Monterrey – Assailants killed the police chief of the northern Mexican city of Santa Catarina inside his office, officials said.
Federal Police officers told Efe that a group of roughly a dozen gunmen arrived at the police headquarters in Santa Catarina, a suburb of the industrial city of Monterrey, on Monday afternoon.
They parked their vehicles, went inside and fired their assault rifles to scatter those inside the building before gunning down police chief German Perez in his office.
Officials said the gunmen managed to escape without any of the police inside the building confronting them. Federal forces, meanwhile, have taken over control of the Santa Catarina police force while an investigation is carried out into the attack.
Perez had become police chief almost one year ago after his predecessor resigned due to threats and after being targeted in an attack by suspected drug cartel hit men.
Elsewhere, assailants attacked a federal courthouse Monday morning in the Gulf coast state of Veracruz, killing a state police officer and wounding two others, officials said.
The armed commando riding in an SUV opened fire on the state capital of Xalapa's Palace of Federal Justice, which is located just a few meters (yards) from the Veracruz Attorney General's Office.
State police responded by firing gunshots at the assailants, who killed one officer with the Veracruz Public Safety Secretariat, which oversees the state police force, and wounded two others, both of whom were reportedly out of danger.
In the attack on the courthouse, the state police "valiantly confronted the assailants," Veracruz Gov.
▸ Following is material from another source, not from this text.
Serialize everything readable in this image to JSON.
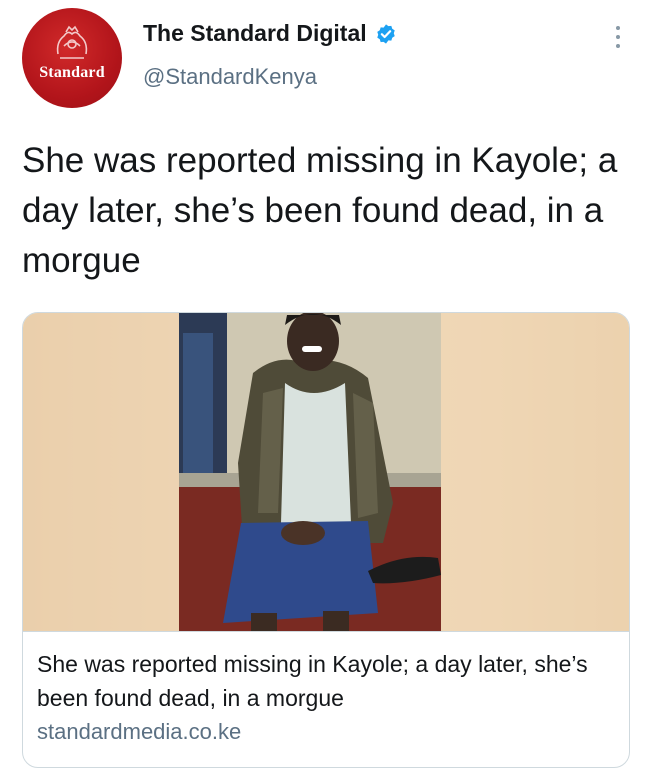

Javier Duarte de Ochoa said on Twitter.
The SUV in which the assailants were riding was later found abandoned with numerous weapons inside but no arrests have yet been reported.
The attack occurred approximately 48 hours after Federal Police officers arrested Albert Gonzalez Peña - the Los Zetas criminal gang's reputed head of operations in Veracruz state - in Xalapa.
Peña, 43, was arrested in a residential area on various counts of kidnapping, extortion, drug trafficking and murder.
Founded by deserters from an elite Mexican special forces unit, Los Zetas is regarded as the most brutal of the country's drug cartels.
Clashes between suspected drug-gang members and security forces have intensified in Veracruz state over the past six months, during which time more than 60 suspected cartel gunmen have been killed.
A total of 15,270 people were killed in drug-related violence in Mexico last year, and nearly 40,000 people have died since President Felipe Calderon militarized the struggle against the country's cartels shortly after taking office in December 2006.
Calderon has deployed tens of thousands of soldiers and Federal Police officers across the country to combat drug cartels and other criminal organizations, due in part to distrust of notoriously corrupt local police forces.